The lightning data module mentions:

    def prepare_data(self):
        # download, split, etc...
        # only called on 1 GPU/TPU in distributed
    def setup(self):
        # make assignments here (val/train/test split)
        # called on every process in DDP

I’m a bit confused here. If I don’t have any data to download. I load multiple torch.Dataset for the train/test/val and then later they are passed in the pl_dataloader functions but I’m assuming that I will load all the dataset in the setup() function and not prepare_data(). So does this mean that the whole dataset will be loaded on all GPU’s I’m planning to use for training?

Also, how does lightning pass batches for multi-GPU training? I thought the dataset is on the CPU and then Lightning takes a batch from _dataloader and passes it to a GPU so in an epoch the same batch won’t be sent to multiple GPUs for training?

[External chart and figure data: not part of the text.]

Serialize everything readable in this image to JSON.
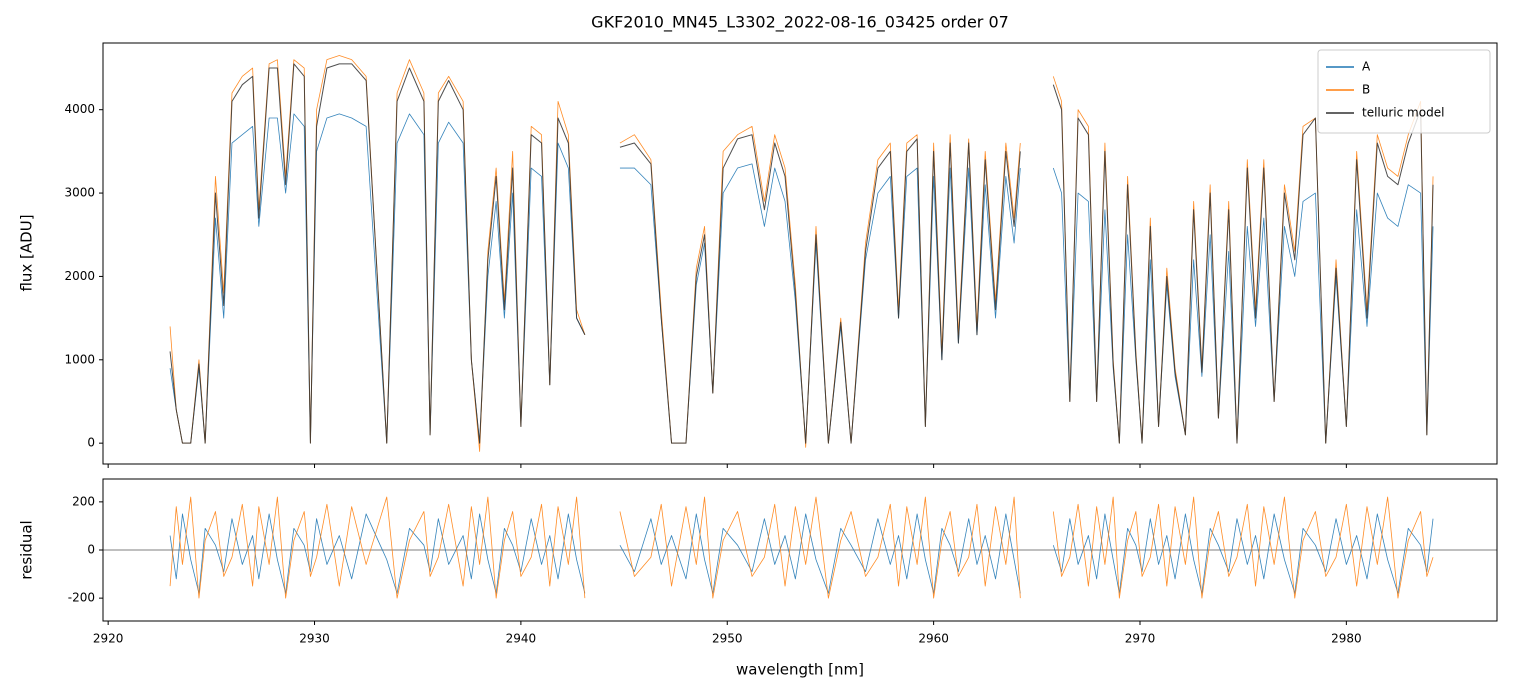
{
  "chart_data": [
    {
      "type": "line",
      "title": "GKF2010_MN45_L3302_2022-08-16_03425  order 07",
      "ylabel": "flux [ADU]",
      "x": [
        2923.0,
        2923.3,
        2923.6,
        2924.0,
        2924.4,
        2924.7,
        2925.2,
        2925.6,
        2926.0,
        2926.5,
        2927.0,
        2927.3,
        2927.8,
        2928.2,
        2928.6,
        2929.0,
        2929.5,
        2929.8,
        2930.1,
        2930.6,
        2931.2,
        2931.8,
        2932.5,
        2933.5,
        2934.0,
        2934.6,
        2935.3,
        2935.6,
        2936.0,
        2936.5,
        2937.2,
        2937.6,
        2938.0,
        2938.4,
        2938.8,
        2939.2,
        2939.6,
        2940.0,
        2940.5,
        2941.0,
        2941.4,
        2941.8,
        2942.3,
        2942.7,
        2943.1,
        2944.0,
        2944.8,
        2945.5,
        2946.3,
        2946.8,
        2947.3,
        2948.0,
        2948.5,
        2948.9,
        2949.3,
        2949.8,
        2950.5,
        2951.2,
        2951.8,
        2952.3,
        2952.8,
        2953.3,
        2953.8,
        2954.3,
        2954.9,
        2955.5,
        2956.0,
        2956.7,
        2957.3,
        2957.9,
        2958.3,
        2958.7,
        2959.2,
        2959.6,
        2960.0,
        2960.4,
        2960.8,
        2961.2,
        2961.7,
        2962.1,
        2962.5,
        2963.0,
        2963.5,
        2963.9,
        2964.2,
        2965.0,
        2965.8,
        2966.2,
        2966.6,
        2967.0,
        2967.5,
        2967.9,
        2968.3,
        2968.7,
        2969.0,
        2969.4,
        2969.8,
        2970.1,
        2970.5,
        2970.9,
        2971.3,
        2971.7,
        2972.2,
        2972.6,
        2973.0,
        2973.4,
        2973.8,
        2974.3,
        2974.7,
        2975.2,
        2975.6,
        2976.0,
        2976.5,
        2977.0,
        2977.5,
        2977.9,
        2978.5,
        2979.0,
        2979.5,
        2980.0,
        2980.5,
        2981.0,
        2981.5,
        2982.0,
        2982.5,
        2983.0,
        2983.6,
        2983.9,
        2984.2
      ],
      "series": [
        {
          "name": "A",
          "color": "#1f77b4",
          "values": [
            900,
            400,
            0,
            0,
            900,
            0,
            2700,
            1500,
            3600,
            3700,
            3800,
            2600,
            3900,
            3900,
            3000,
            3950,
            3800,
            0,
            3500,
            3900,
            3950,
            3900,
            3800,
            0,
            3600,
            3950,
            3700,
            100,
            3600,
            3850,
            3600,
            1000,
            0,
            2000,
            2900,
            1500,
            3000,
            200,
            3300,
            3200,
            700,
            3600,
            3300,
            1500,
            1300,
            null,
            3300,
            3300,
            3100,
            1500,
            0,
            0,
            1900,
            2400,
            600,
            3000,
            3300,
            3350,
            2600,
            3300,
            2900,
            1700,
            0,
            2400,
            0,
            1400,
            0,
            2200,
            3000,
            3200,
            1500,
            3200,
            3300,
            200,
            3200,
            1000,
            3300,
            1200,
            3300,
            1300,
            3100,
            1500,
            3200,
            2400,
            3300,
            null,
            3300,
            3000,
            500,
            3000,
            2900,
            500,
            2800,
            900,
            0,
            2500,
            1000,
            0,
            2200,
            200,
            1900,
            800,
            100,
            2200,
            800,
            2500,
            300,
            2300,
            0,
            2600,
            1400,
            2700,
            500,
            2600,
            2000,
            2900,
            3000,
            0,
            2000,
            200,
            2800,
            1400,
            3000,
            2700,
            2600,
            3100,
            3000,
            100,
            2600
          ]
        },
        {
          "name": "B",
          "color": "#ff7f0e",
          "values": [
            1400,
            400,
            0,
            0,
            1000,
            0,
            3200,
            1800,
            4200,
            4400,
            4500,
            2800,
            4550,
            4600,
            3200,
            4600,
            4500,
            0,
            4000,
            4600,
            4650,
            4600,
            4400,
            0,
            4200,
            4600,
            4200,
            100,
            4200,
            4400,
            4100,
            1000,
            -100,
            2300,
            3300,
            1700,
            3500,
            200,
            3800,
            3700,
            700,
            4100,
            3700,
            1600,
            1300,
            null,
            3600,
            3700,
            3400,
            1600,
            0,
            0,
            2100,
            2600,
            600,
            3500,
            3700,
            3800,
            2900,
            3700,
            3300,
            1900,
            -50,
            2600,
            0,
            1500,
            0,
            2400,
            3400,
            3600,
            1600,
            3600,
            3700,
            200,
            3600,
            1100,
            3700,
            1300,
            3650,
            1400,
            3500,
            1700,
            3600,
            2700,
            3600,
            null,
            4400,
            4100,
            500,
            4000,
            3800,
            500,
            3600,
            1000,
            0,
            3200,
            1100,
            0,
            2700,
            200,
            2100,
            900,
            100,
            2900,
            900,
            3100,
            300,
            2900,
            0,
            3400,
            1600,
            3400,
            500,
            3100,
            2300,
            3800,
            3900,
            0,
            2200,
            200,
            3500,
            1600,
            3700,
            3300,
            3200,
            3700,
            4100,
            100,
            3200
          ]
        },
        {
          "name": "telluric model",
          "color": "#303030",
          "values": [
            1100,
            400,
            0,
            0,
            950,
            0,
            3000,
            1650,
            4100,
            4300,
            4400,
            2700,
            4500,
            4500,
            3100,
            4550,
            4400,
            0,
            3800,
            4500,
            4550,
            4550,
            4350,
            0,
            4100,
            4500,
            4100,
            100,
            4100,
            4350,
            4000,
            1000,
            0,
            2200,
            3200,
            1600,
            3300,
            200,
            3700,
            3600,
            700,
            3900,
            3600,
            1500,
            1300,
            null,
            3550,
            3600,
            3350,
            1500,
            0,
            0,
            2000,
            2500,
            600,
            3300,
            3650,
            3700,
            2800,
            3600,
            3200,
            1800,
            0,
            2500,
            0,
            1450,
            0,
            2300,
            3300,
            3500,
            1500,
            3500,
            3650,
            200,
            3500,
            1000,
            3600,
            1200,
            3600,
            1300,
            3400,
            1600,
            3500,
            2600,
            3500,
            null,
            4300,
            4000,
            500,
            3900,
            3700,
            500,
            3500,
            950,
            0,
            3100,
            1050,
            0,
            2600,
            200,
            2000,
            850,
            100,
            2800,
            850,
            3000,
            300,
            2800,
            0,
            3300,
            1500,
            3300,
            500,
            3000,
            2200,
            3700,
            3900,
            0,
            2100,
            200,
            3400,
            1500,
            3600,
            3200,
            3100,
            3600,
            4000,
            100,
            3100
          ]
        }
      ],
      "xlim": [
        2919.75,
        2987.3
      ],
      "ylim": [
        -250,
        4800
      ],
      "xticks": [
        2920,
        2930,
        2940,
        2950,
        2960,
        2970,
        2980
      ],
      "xticklabels": false,
      "yticks": [
        0,
        1000,
        2000,
        3000,
        4000
      ],
      "legend": "upper right"
    },
    {
      "type": "line",
      "xlabel": "wavelength [nm]",
      "ylabel": "residual",
      "x": [
        2923.0,
        2923.3,
        2923.6,
        2924.0,
        2924.4,
        2924.7,
        2925.2,
        2925.6,
        2926.0,
        2926.5,
        2927.0,
        2927.3,
        2927.8,
        2928.2,
        2928.6,
        2929.0,
        2929.5,
        2929.8,
        2930.1,
        2930.6,
        2931.2,
        2931.8,
        2932.5,
        2933.5,
        2934.0,
        2934.6,
        2935.3,
        2935.6,
        2936.0,
        2936.5,
        2937.2,
        2937.6,
        2938.0,
        2938.4,
        2938.8,
        2939.2,
        2939.6,
        2940.0,
        2940.5,
        2941.0,
        2941.4,
        2941.8,
        2942.3,
        2942.7,
        2943.1,
        2944.0,
        2944.8,
        2945.5,
        2946.3,
        2946.8,
        2947.3,
        2948.0,
        2948.5,
        2948.9,
        2949.3,
        2949.8,
        2950.5,
        2951.2,
        2951.8,
        2952.3,
        2952.8,
        2953.3,
        2953.8,
        2954.3,
        2954.9,
        2955.5,
        2956.0,
        2956.7,
        2957.3,
        2957.9,
        2958.3,
        2958.7,
        2959.2,
        2959.6,
        2960.0,
        2960.4,
        2960.8,
        2961.2,
        2961.7,
        2962.1,
        2962.5,
        2963.0,
        2963.5,
        2963.9,
        2964.2,
        2965.0,
        2965.8,
        2966.2,
        2966.6,
        2967.0,
        2967.5,
        2967.9,
        2968.3,
        2968.7,
        2969.0,
        2969.4,
        2969.8,
        2970.1,
        2970.5,
        2970.9,
        2971.3,
        2971.7,
        2972.2,
        2972.6,
        2973.0,
        2973.4,
        2973.8,
        2974.3,
        2974.7,
        2975.2,
        2975.6,
        2976.0,
        2976.5,
        2977.0,
        2977.5,
        2977.9,
        2978.5,
        2979.0,
        2979.5,
        2980.0,
        2980.5,
        2981.0,
        2981.5,
        2982.0,
        2982.5,
        2983.0,
        2983.6,
        2983.9,
        2984.2
      ],
      "series": [
        {
          "color": "#1f77b4",
          "values": [
            60,
            -120,
            150,
            -40,
            -180,
            90,
            20,
            -90,
            130,
            -60,
            60,
            -120,
            150,
            -40,
            -180,
            90,
            20,
            -90,
            130,
            -60,
            60,
            -120,
            150,
            -40,
            -180,
            90,
            20,
            -90,
            130,
            -60,
            60,
            -120,
            150,
            -40,
            -180,
            90,
            20,
            -90,
            130,
            -60,
            60,
            -120,
            150,
            -40,
            -180,
            null,
            20,
            -90,
            130,
            -60,
            60,
            -120,
            150,
            -40,
            -180,
            90,
            20,
            -90,
            130,
            -60,
            60,
            -120,
            150,
            -40,
            -180,
            90,
            20,
            -90,
            130,
            -60,
            60,
            -120,
            150,
            -40,
            -180,
            90,
            20,
            -90,
            130,
            -60,
            60,
            -120,
            150,
            -40,
            -180,
            null,
            20,
            -90,
            130,
            -60,
            60,
            -120,
            150,
            -40,
            -180,
            90,
            20,
            -90,
            130,
            -60,
            60,
            -120,
            150,
            -40,
            -180,
            90,
            20,
            -90,
            130,
            -60,
            60,
            -120,
            150,
            -40,
            -180,
            90,
            20,
            -90,
            130,
            -60,
            60,
            -120,
            150,
            -40,
            -180,
            90,
            20,
            -90,
            130
          ]
        },
        {
          "color": "#ff7f0e",
          "values": [
            -150,
            180,
            -60,
            220,
            -200,
            40,
            160,
            -110,
            -30,
            190,
            -150,
            180,
            -60,
            220,
            -200,
            40,
            160,
            -110,
            -30,
            190,
            -150,
            180,
            -60,
            220,
            -200,
            40,
            160,
            -110,
            -30,
            190,
            -150,
            180,
            -60,
            220,
            -200,
            40,
            160,
            -110,
            -30,
            190,
            -150,
            180,
            -60,
            220,
            -200,
            null,
            160,
            -110,
            -30,
            190,
            -150,
            180,
            -60,
            220,
            -200,
            40,
            160,
            -110,
            -30,
            190,
            -150,
            180,
            -60,
            220,
            -200,
            40,
            160,
            -110,
            -30,
            190,
            -150,
            180,
            -60,
            220,
            -200,
            40,
            160,
            -110,
            -30,
            190,
            -150,
            180,
            -60,
            220,
            -200,
            null,
            160,
            -110,
            -30,
            190,
            -150,
            180,
            -60,
            220,
            -200,
            40,
            160,
            -110,
            -30,
            190,
            -150,
            180,
            -60,
            220,
            -200,
            40,
            160,
            -110,
            -30,
            190,
            -150,
            180,
            -60,
            220,
            -200,
            40,
            160,
            -110,
            -30,
            190,
            -150,
            180,
            -60,
            220,
            -200,
            40,
            160,
            -110,
            -30
          ]
        }
      ],
      "xlim": [
        2919.75,
        2987.3
      ],
      "ylim": [
        -295,
        295
      ],
      "xticks": [
        2920,
        2930,
        2940,
        2950,
        2960,
        2970,
        2980
      ],
      "yticks": [
        -200,
        0,
        200
      ],
      "zero_line": true
    }
  ]
}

But, if I load my dataset in prepare_data will multiple copies be made? Also, if there are no transformations/calculations to be performed then would everything happen in the CPU once?

ankitvad · February 21, 2021, 5:08pm

I think this is key:

WARNING
prepare_data is called from a single GPU. Do not use it to assign state (self.x = y).

So, am I correct in assuming that if we ran it on a single machine consisting of multiple GPU’s then self.x = y would work in prepare_data as well?